Görev süresi boyunca Fidan, Körfez siyaseti konusunda adeta bir çevre uzmanı haline geldi.
Bu da ona mecbur kaldı. Suudi gazeteci Cemal Kaşıkçı’nın İstanbul’daki Suudi konsolosluğunda beceriksizce öldürülmesi olayını adeta örtbas etmesi için kendisine yalvaran Suudi telefonlarını ilk açan oydu.
Cinayet kayıtlarının kamuoyuna açıklanmasını sağlayan ve CIA Direktörü Gina Haspel’e bunların önemi hakkında ilk bilgi veren isim de oydu.

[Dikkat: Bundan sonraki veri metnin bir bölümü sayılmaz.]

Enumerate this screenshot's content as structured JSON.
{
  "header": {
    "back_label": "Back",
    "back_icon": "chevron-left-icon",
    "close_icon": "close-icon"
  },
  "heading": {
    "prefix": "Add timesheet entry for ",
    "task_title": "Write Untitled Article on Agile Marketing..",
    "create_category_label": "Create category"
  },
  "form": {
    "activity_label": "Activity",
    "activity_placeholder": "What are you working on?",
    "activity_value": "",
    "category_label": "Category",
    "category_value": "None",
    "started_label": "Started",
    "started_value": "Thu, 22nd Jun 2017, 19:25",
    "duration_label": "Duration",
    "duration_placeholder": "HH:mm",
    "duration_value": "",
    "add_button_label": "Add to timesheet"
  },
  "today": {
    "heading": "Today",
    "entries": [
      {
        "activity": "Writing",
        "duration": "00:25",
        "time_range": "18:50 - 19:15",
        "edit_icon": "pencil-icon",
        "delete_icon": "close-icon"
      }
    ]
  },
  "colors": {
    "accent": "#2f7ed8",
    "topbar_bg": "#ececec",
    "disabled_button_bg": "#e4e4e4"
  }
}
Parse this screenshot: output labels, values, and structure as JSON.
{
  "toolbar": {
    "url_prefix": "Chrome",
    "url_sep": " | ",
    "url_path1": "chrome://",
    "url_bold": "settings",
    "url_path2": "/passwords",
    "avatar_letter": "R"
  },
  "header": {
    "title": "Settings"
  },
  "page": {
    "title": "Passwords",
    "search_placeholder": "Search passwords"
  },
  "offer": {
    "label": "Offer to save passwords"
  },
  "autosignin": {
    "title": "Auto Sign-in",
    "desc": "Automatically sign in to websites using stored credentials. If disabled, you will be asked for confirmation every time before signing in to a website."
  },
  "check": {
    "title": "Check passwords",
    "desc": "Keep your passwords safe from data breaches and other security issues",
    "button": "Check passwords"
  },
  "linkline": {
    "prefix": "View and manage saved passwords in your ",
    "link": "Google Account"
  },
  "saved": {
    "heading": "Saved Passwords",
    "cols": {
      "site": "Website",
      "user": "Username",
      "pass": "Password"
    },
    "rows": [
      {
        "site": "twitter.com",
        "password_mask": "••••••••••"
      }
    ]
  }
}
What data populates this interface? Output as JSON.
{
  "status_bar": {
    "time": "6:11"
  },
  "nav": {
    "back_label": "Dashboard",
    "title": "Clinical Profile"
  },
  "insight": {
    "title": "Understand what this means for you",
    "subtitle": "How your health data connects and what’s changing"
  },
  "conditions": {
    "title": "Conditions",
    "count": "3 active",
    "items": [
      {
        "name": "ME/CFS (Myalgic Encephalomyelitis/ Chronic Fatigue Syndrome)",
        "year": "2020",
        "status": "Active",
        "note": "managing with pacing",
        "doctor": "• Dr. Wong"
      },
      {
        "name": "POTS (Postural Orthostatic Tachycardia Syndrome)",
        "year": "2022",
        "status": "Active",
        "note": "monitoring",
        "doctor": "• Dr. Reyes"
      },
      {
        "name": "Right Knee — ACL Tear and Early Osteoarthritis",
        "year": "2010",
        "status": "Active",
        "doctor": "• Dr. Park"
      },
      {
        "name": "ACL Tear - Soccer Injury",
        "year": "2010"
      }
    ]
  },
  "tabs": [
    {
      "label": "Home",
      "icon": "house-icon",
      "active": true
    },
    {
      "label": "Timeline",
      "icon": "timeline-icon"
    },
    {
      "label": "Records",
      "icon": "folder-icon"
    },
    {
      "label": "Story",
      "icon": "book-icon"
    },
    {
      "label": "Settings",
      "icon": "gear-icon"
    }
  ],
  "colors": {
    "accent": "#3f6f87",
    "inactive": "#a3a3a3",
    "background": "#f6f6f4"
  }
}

Benzer şekilde, Kaşıkçı’nın öldürülmesi emrini veren Veliaht Prens Muhammed bin Selman ile Türkiye’nin ilişkilerini ilk yeniden kuran da Fidan oldu.
Şimdi, Muhammed bin Salman ve Birleşik Arap Emirlikleri lideri Muhammed bin Zayid anlaşmazlığa düştüler, ancak her iki cephenin de Türkiye ile sıcak ve gelişen ilişkileri var.
Tüm bunlar, Fidan emekli olduktan sonra ilginç bir siyaset bilimi dersi olacaktır; bir oturumun başlığı şu olabilir:
“Beni öldürmek için elinden gelenin en iyisini yapan iki adamla nasıl arkadaş olunur?”
Fidan’ı çok zor bir görev bekliyor.
NATO farkında gibi görünmese de eski dünya düzeni ‘bitme’ yolunda. Ancak yeni dünya düzeninin oluşmasına daha çok var.
Bunun yerine sahip olduğunuz şey, kaybedilen toprakları yeniden ele geçirmeye çalışan Ukraynalı askerlerin karşısına çıkan kadar yoğun ve bubi tuzağına düşmüş bir diplomatik mayın tarlası.
Dünyayı Manici bloklara -demokrasiler ve otokrasiler- bölmek kavramsal bir model olarak ilk engele düşüyor. Liberal demokrasiler, kendi yaşam tarzlarını korumak için, özellikle etnik azınlıklara yönelik liberalizmlerinden sıyrılıyor ve yurtdışında daha net bir şekilde merkantilist – aşırı korumacı hale geliyorlar. En korkunç insan hakları ihlalcileri, kurtarma paketleri ve silah satışlarıyla ödüllendiriliyor.
Bu durum nüans, zeka ve bilgiyi dinleme ve değerlendirme becerisi gerektirir. Kişisel ilişkiler kurmak için zaman harcayan ve şimdi dış politikayı yasalaştırma araçlarına sahip olan birini gerektirir.
Dış politikaya ses ve şekil verebilecek bir akıl gerektirir.
Bu, yeni Türk dışişleri bakanında fazlasıyla var.
Diğer Dışişleri bakanları onu ve Türkiye’yi ciddiye alsa iyi eder.